Annelerin tepkisi BDP ve PKK yöneticilerini şok etmiş gözüküyor. Hani Dar-ün Nedve’dekiler gibi biraraya gelip olayı değerlendirmişler.
Mali temsilci: Seçim sürecinde ciddi masraflar oldu. Aidatlar da eskisi gibi yüklü değil. Lice kırsalındaki esrar tarlalarının güvenliği sağlanmadığı takdirde sıkıntı yaşanacağı aşikar. Orada dikkatleri başka yöne çekip esrar ekimi ve satışı konusunda mesafe alınmalı. Çözüm süreci bunun için iyi fırsattır.
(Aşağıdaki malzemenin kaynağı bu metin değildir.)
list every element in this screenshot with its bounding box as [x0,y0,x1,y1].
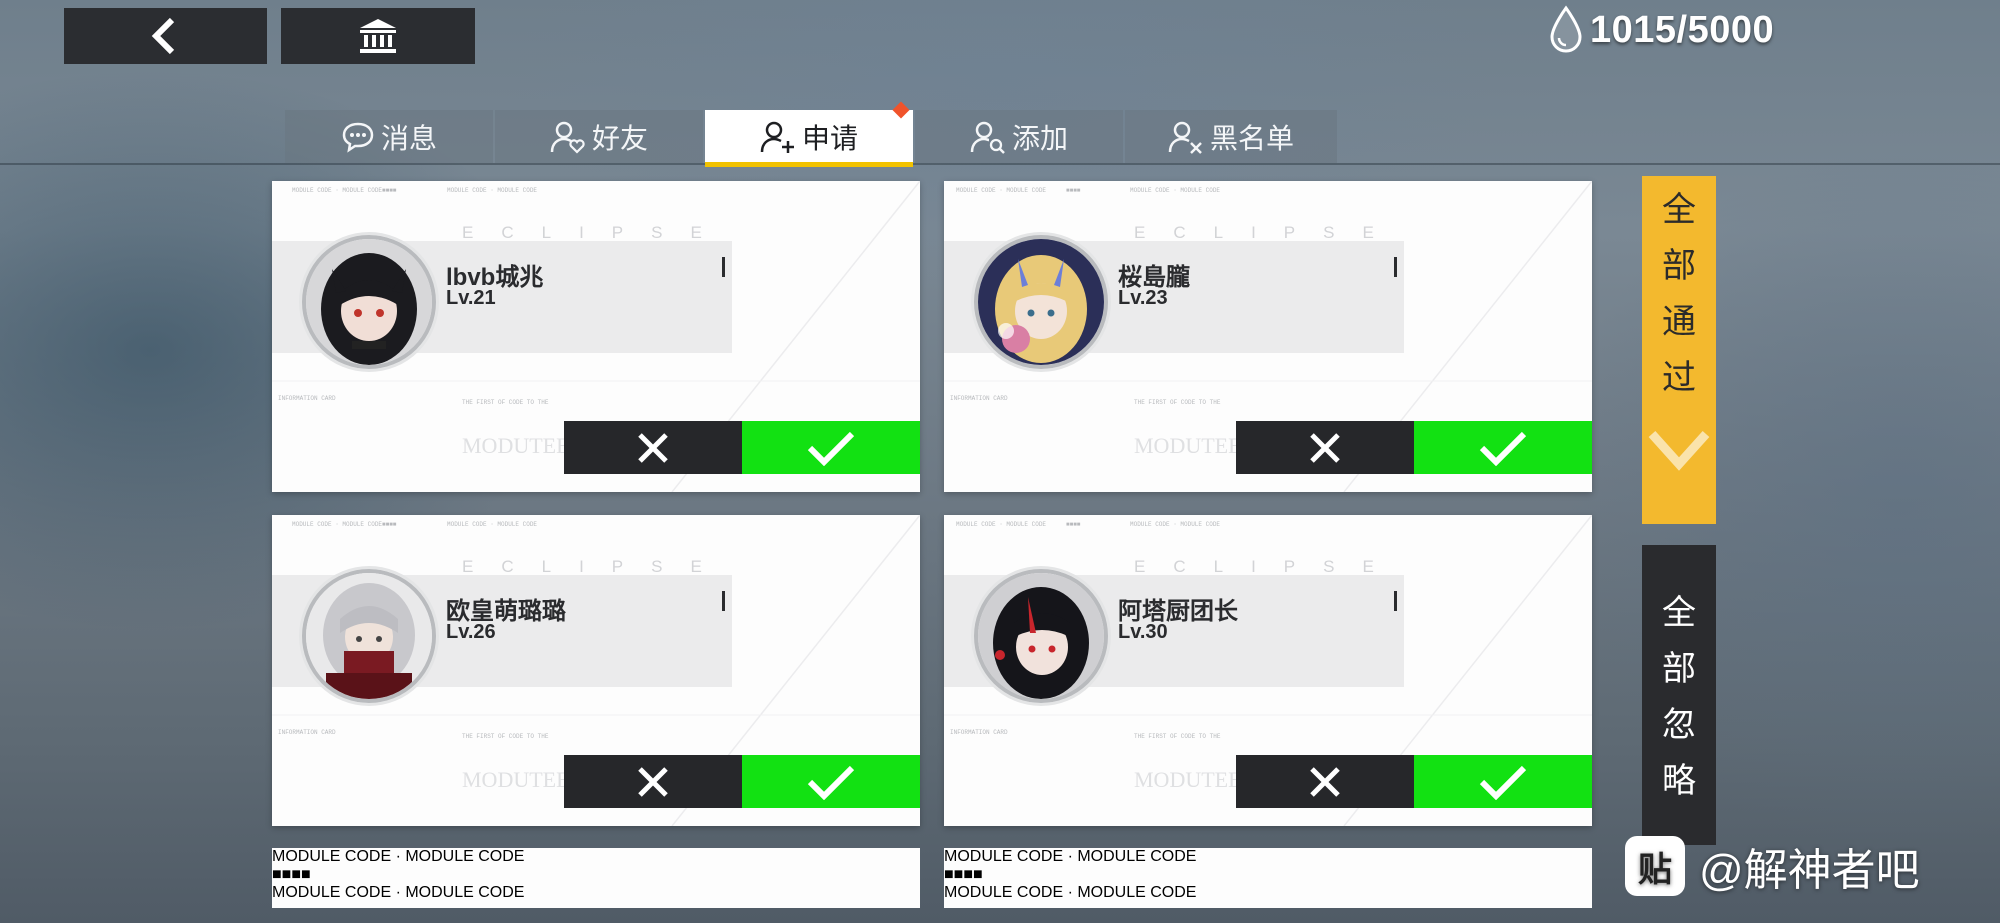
eclipse-watermark: ECLIPSE [462,557,730,576]
close-icon [1310,766,1340,797]
home-button[interactable] [281,8,475,64]
eclipse-watermark: ECLIPSE [1134,557,1402,576]
label-char: 部 [1662,650,1696,688]
avatar[interactable] [302,569,436,703]
reject-button[interactable] [1236,421,1414,474]
friend-request-card: MODULE CODE · MODULE CODE ■■■■ MODULE CO… [272,181,920,492]
back-button[interactable] [64,8,267,64]
accept-button[interactable] [742,421,920,474]
chat-bubble-icon [341,121,375,153]
accept-button[interactable] [1414,421,1592,474]
friend-heart-icon [550,120,586,154]
checkmark-icon [1479,765,1527,800]
player-level: Lv.30 [1118,621,1168,643]
tab-label: 添加 [1011,122,1068,154]
user-search-icon [970,120,1006,154]
tieba-watermark: 贴 @解神者吧 [1625,834,1920,898]
notification-dot [892,101,910,119]
tieba-logo-icon: 贴 [1625,836,1685,896]
friend-request-card: MODULE CODE · MODULE CODE ■■■■ MODULE CO… [944,181,1592,492]
module-watermark: MODUTEE [462,767,570,792]
tab-label: 好友 [591,122,648,154]
checkmark-icon [807,765,855,800]
chevron-left-icon [151,17,174,55]
user-block-icon [1168,120,1204,154]
chevron-down-icon [1648,430,1710,471]
approve-all-button[interactable]: 全部通过 [1642,176,1716,524]
tab-messages[interactable]: 消息 [285,110,493,163]
tab-requests[interactable]: 申请 [705,101,913,167]
friend-request-card: MODULE CODE · MODULE CODE ■■■■ MODULE CO… [272,515,920,826]
label-char: 全 [1662,594,1696,632]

Kandil temsilcisi: Çözüm sürecinin başarıya ulaşmasıyla birlikte öz savunma güçlerinin, özerk yönetimin resmi güvenlik görevlisi olacağını ve dağa çıkan herkesin doğrudan memur olarak istihdam edileceğini söylemiştik. Bize sempati duyan halk kesimlerinin bununla ilgili kanaatleri gittikçe zayıflamaya başladı. Ayrıca Rojawa’da da işler istediğimiz gibi değil. Halihazırda varlığımızı reddeden farklı cephelere ve özellikle oradaki halka gücümüzü ispatlamak ve batı nezdinde önemli olan kurumsal altyapıyı oluşturup bunu da sadece kendi kontrolümüzde tutmak için genç milislere ihtiyaç var.
Parti temsilcisi: Başkanın HDP fikri, tabanda bir takım tenkitlere neden oluyor. Tahsili düşük olanlar değil ama, özellikle üniversiteli gençler, kendi aralarında Türk soluna ve LGBT’lere satılmışlıktan bahsediyorlar. O nedenle üniversite gençliğinin milisliğe ilgisi azalmış. Liseliler için de, çocuktu filan denmeye başlandı. Hele, çocuklarını talep eden kadınların günden güne artması ve gitgide seslerini yükseltmesi, özellikle bölge kamuoyunu çok etkiliyor. Onları etkisiz kılacak birtakım adımlar atılmalı ve bir söylem geliştirimeli.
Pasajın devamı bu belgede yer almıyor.